Mr. Oderman in 1967 with the actress Lillian Gish, who encouraged his piano playing.

THE NEW YORK TIMES: Stuart Oderman, who has performed alongside the likes of Rudolph Valentino and Charlie Chaplin, leaned against a piano at the Museum of Modern Art and reminisced about some numbers from the 1950s

“The numbers were all written on betting slips, and I’d put the slips on the bottom of a bag, and then I’d put some doughnuts on top of the slips and some powdered sugar on top of the doughnuts and go make my drop, because who is going to stop a 13-year-old kid carrying a bag of doughnuts?” he said. “The mob guy I worked for, every time he saw how well I hid those numbers, he would say, ‘That kid, he’s got some real talent.’ ”

By the time Mr. Oderman was running numbers along Belmont Avenue in Newark, where he grew up, he had already developed another talent — at the keyboard.

“The mob guy I worked for knew I had been taking piano lessons since I was a kid, and so he would often let me play at a neighborhood bar he owned,” said Mr. Oderman, 69. “I’d play Sinatra song after Sinatra song, and if I played ‘I’m in the Mood for Love,’ that was a signal that meant get out quick, something’s not kosher.”’

Mr. Oderman’s descent into the underworld was halted at 14 thanks to a chance encounter with — of all people — the actress Lillian Gish at a showing of one of her most famous movies, “Broken Blossoms,” and for the last half century, he has been an accompanist and composer for silent films. Now one of the few remaining masters of that almost-lost art, he has written four books related to the silent era, which he cannot stop talking about.

“I fell in love with silent films at a very young age,” he said. “In these films, there is a directness and an honesty between actor and audience, all done through gestures and raw emotion, that became a lost art when the talkies began arriving in the late 1920s.”

Mr. Oderman arrived at the Roy and Niuta Titus Theater 1 at the Modern on Feb. 5 to time the score of a coming film. The bright red seats were empty, but he still wore a dark blue dinner jacket. Before long, he was describing that scene from 1954, the one that turned his life around.

“I cut school one day so that I could come to this very theater to watch ‘Broken Blossoms,’ ” he said. “I was only 14 years old. I sit in my seat, look to my left and Ms. Gish is sitting right next to me.

“ ‘You belong in school,’ she said to me.

“We started talking, and I told her that I loved silent movies and that I would love to have a job like Arthur Kleiner, who was the silent film pianist here at that time. Ms. Gish takes me right over to Mr. Kleiner, who took me under his wing and gave me piano lessons for the next two years.”

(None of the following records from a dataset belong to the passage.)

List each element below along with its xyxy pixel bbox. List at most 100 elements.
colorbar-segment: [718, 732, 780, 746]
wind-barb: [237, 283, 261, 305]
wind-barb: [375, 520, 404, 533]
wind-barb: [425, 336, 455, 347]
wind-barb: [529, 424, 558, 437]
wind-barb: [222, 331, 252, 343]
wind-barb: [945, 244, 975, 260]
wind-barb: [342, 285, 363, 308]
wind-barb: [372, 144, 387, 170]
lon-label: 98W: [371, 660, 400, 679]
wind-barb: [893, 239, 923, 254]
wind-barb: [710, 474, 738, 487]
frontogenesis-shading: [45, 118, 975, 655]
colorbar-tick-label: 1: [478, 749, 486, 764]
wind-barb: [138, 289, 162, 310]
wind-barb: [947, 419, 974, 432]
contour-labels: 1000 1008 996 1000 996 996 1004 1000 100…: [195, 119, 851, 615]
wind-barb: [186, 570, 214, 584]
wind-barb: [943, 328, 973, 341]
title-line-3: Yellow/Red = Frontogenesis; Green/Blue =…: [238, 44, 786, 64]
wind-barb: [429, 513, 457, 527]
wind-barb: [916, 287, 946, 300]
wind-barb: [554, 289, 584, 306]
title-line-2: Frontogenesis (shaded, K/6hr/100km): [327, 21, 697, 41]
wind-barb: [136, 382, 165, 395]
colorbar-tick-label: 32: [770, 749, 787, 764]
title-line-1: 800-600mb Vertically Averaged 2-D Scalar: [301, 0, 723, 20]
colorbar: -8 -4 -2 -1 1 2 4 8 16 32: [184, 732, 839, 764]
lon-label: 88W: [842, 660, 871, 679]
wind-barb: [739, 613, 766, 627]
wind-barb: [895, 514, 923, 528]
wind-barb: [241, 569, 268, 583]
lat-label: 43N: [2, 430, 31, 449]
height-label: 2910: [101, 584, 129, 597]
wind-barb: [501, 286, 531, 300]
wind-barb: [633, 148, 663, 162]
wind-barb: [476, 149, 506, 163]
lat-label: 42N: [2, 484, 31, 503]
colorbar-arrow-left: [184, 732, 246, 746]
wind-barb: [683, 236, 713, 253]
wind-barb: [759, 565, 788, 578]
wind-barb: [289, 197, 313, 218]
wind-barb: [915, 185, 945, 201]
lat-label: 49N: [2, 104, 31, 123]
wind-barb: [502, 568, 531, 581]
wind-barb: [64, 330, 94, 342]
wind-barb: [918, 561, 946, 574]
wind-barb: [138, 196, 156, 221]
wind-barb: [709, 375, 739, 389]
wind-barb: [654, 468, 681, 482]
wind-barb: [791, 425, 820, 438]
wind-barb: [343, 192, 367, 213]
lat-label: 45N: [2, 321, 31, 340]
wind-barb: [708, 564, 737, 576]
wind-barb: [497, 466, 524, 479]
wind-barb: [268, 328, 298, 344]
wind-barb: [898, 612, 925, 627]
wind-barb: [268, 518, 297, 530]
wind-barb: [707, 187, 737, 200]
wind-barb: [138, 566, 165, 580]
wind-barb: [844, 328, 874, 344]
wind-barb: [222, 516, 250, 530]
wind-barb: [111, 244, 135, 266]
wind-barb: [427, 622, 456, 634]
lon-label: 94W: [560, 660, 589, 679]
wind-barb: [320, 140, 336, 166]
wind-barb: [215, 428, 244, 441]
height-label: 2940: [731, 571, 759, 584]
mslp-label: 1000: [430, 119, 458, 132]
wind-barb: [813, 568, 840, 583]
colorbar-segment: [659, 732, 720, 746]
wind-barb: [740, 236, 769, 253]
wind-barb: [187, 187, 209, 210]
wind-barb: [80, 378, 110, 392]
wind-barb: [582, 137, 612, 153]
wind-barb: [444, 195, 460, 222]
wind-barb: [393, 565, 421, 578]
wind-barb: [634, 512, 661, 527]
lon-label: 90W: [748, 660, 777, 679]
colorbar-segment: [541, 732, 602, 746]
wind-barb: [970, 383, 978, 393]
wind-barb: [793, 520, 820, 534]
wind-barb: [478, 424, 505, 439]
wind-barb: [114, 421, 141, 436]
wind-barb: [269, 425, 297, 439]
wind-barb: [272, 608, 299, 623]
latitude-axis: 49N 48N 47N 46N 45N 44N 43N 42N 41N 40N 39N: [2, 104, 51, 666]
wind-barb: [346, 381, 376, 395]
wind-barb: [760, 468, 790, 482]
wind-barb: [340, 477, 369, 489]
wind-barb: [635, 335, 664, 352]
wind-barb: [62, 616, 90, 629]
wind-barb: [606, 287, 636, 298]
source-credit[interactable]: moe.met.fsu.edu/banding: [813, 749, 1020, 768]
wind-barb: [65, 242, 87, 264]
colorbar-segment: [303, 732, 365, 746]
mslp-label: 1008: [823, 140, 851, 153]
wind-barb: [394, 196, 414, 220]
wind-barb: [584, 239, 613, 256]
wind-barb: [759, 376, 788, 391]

Mr. Oderman, who lives in East Orange, N.J., with his wife, Janet Sovey, enrolled at Newark State College (now Kean University), where he majored in English and wrote about music and art for the college newspaper. In his spare time, he played piano “anywhere to make a buck,” he said — “birthday parties, bar mitzvahs, strip clubs, you name it.”

During what he called “the Dirty Dancing era,” he performed alongside comedians like Henny Youngman and Jack Carter in what he described as “B-circuit hotels” in the Catskills.

For far less money, or even no money, he pursued his calling, providing musical accompaniment for silent films at libraries and museums, and eventually writing scores for some of the pictures. In 1968, Mr. Oderman received a call from the Museum of Modern Art. “They asked me to come in and be the silent theater pianist,” he said. “It’s the one job I had always wanted.”

The actress June Havoc, 96, who appeared in silent pictures as a child, sang Mr. Oderman’s praises.

“I have always admired Stuart’s use of his considerable talents as a musician and a writer to serve the art he loves — the art of silent film,” Ms. Havoc, who lives in Stamford, Conn., said through a personal assistant.

Mr. Oderman, who was honored by the museum last month for his 50 years of work with silent pictures, will next perform at the Brooklyn Public Library on March 1, accompanying the 1923 film “The Extra Girl,” starring Mabel Normand.

Ken Gordon, a film curator who heads the silent film program at the library, called Mr. Oderman “a torchbearer from another era.”

“Most of the people who starred in these silent movies are gone,” Mr. Gordon said. “But through his fine piano playing, Stuart Oderman has kept their work alive.”